Legacy In Speedrunning History
Today, when newer fans watch Boshy or other “I Wanna Be” style games on Twitch, they are seeing a scene that has grown far beyond a single channel. The specific world records he held in Boshy have long since been surpassed, and his name no longer sits near the very top of every leaderboard. That is normal for any maturing game. What remains is the pattern he helped establish.
First, there is the idea of the entertainer speedrunner. His own formula, that streaming success is three quarters entertainment and only a quarter gameplay, has been echoed in countless panels and interviews with runners who treat their marathons and channels as performances as much as competitions.
Second, there is the model of treating Twitch as a full time job built around speedrunning, long before sponsorships and esports contracts were common. His early grind of 12 hour daily streams, his emphasis on viewer supported income, and his willingness to talk frankly about donations and subscriptions gave later runners a template for what “professional speedrunner” might look like in practice.
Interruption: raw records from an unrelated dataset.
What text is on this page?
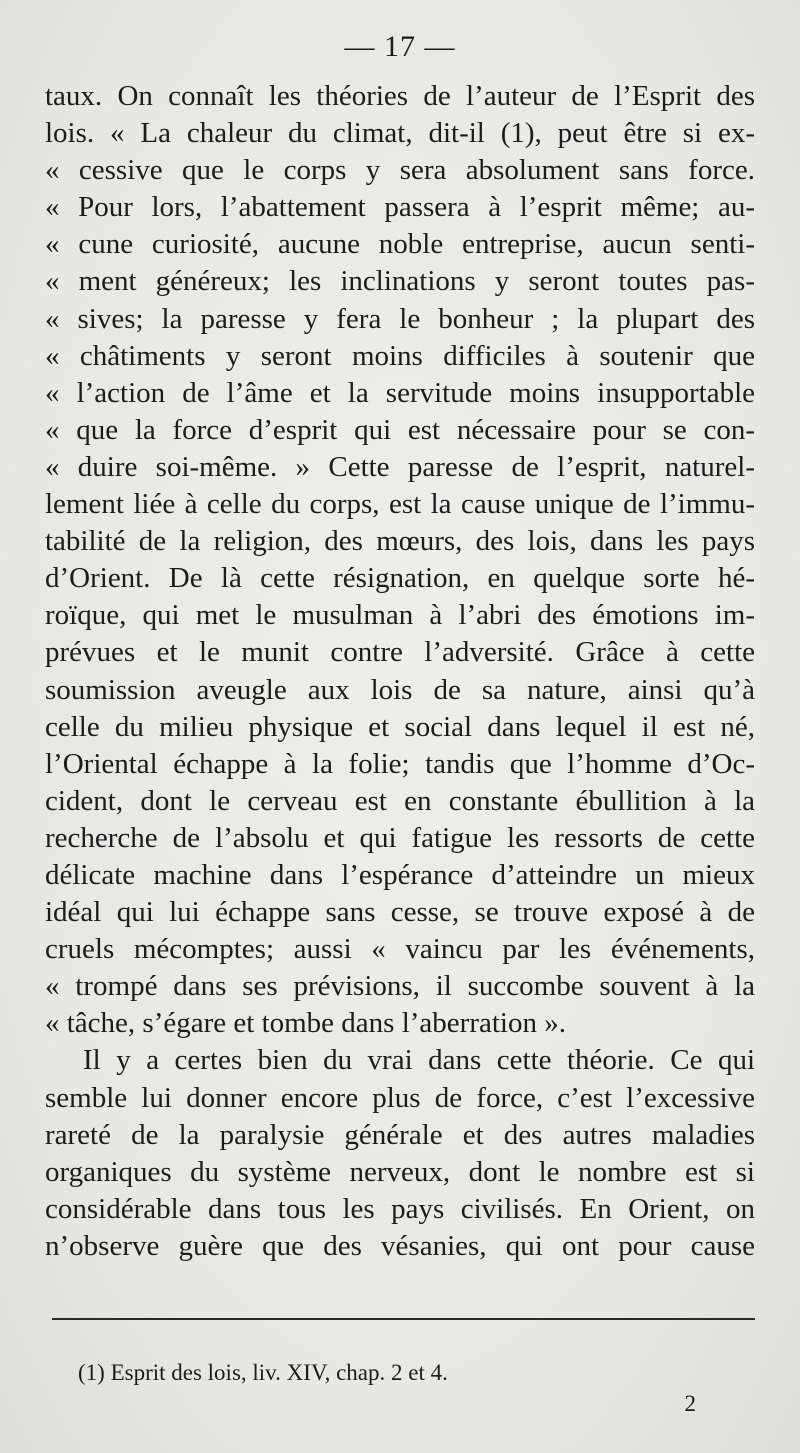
— 17 —
taux. On connaît les théories de l’auteur de l’Esprit des
lois. « La chaleur du climat, dit-il (1), peut être si ex-
« cessive que le corps y sera absolument sans force.
« Pour lors, l’abattement passera à l’esprit même; au-
« cune curiosité, aucune noble entreprise, aucun senti-
« ment généreux; les inclinations y seront toutes pas-
« sives; la paresse y fera le bonheur ; la plupart des
« châtiments y seront moins difficiles à soutenir que
« l’action de l’âme et la servitude moins insupportable
« que la force d’esprit qui est nécessaire pour se con-
« duire soi-même. » Cette paresse de l’esprit, naturel-
lement liée à celle du corps, est la cause unique de l’immu-
tabilité de la religion, des mœurs, des lois, dans les pays
d’Orient. De là cette résignation, en quelque sorte hé-
roïque, qui met le musulman à l’abri des émotions im-
prévues et le munit contre l’adversité. Grâce à cette
soumission aveugle aux lois de sa nature, ainsi qu’à
celle du milieu physique et social dans lequel il est né,
l’Oriental échappe à la folie; tandis que l’homme d’Oc-
cident, dont le cerveau est en constante ébullition à la
recherche de l’absolu et qui fatigue les ressorts de cette
délicate machine dans l’espérance d’atteindre un mieux
idéal qui lui échappe sans cesse, se trouve exposé à de
cruels mécomptes; aussi « vaincu par les événements,
« trompé dans ses prévisions, il succombe souvent à la
« tâche, s’égare et tombe dans l’aberration ».
Il y a certes bien du vrai dans cette théorie. Ce qui
semble lui donner encore plus de force, c’est l’excessive
rareté de la paralysie générale et des autres maladies
organiques du système nerveux, dont le nombre est si
considérable dans tous les pays civilisés. En Orient, on
n’observe guère que des vésanies, qui ont pour cause
(1) Esprit des lois, liv. XIV, chap. 2 et 4.
2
Third, there is the specific cultural imprint of his Boshy runs. They helped turn a small fangame into a recurring GDQ headliner, brought in tens of thousands of dollars in donations through deaths and bonus incentives, and showed that even the most punishing precision platformers could be presented in a way that drew laughter instead of only grim respect.
Finally, there is the quieter legacy of influence. From inspiring other streamers like DarkViperAU to consider games like Grand Theft Auto V as speedrun material, to being referenced in patch notes and Easter eggs in smaller titles, his channel demonstrates how a single streamer’s focus can ripple outward into both community choices and game design.
For Speedrun Legacy Profiles, that combination is what secures his place. Even if he is no longer chasing Boshy records every day, the image of a bearded streamer grinding out impossible looking jumps, cracking jokes for a chat that had been with him for months, and turning each death into one more donation to charity remains one of the defining pictures of Twitch’s first great speedrunning era.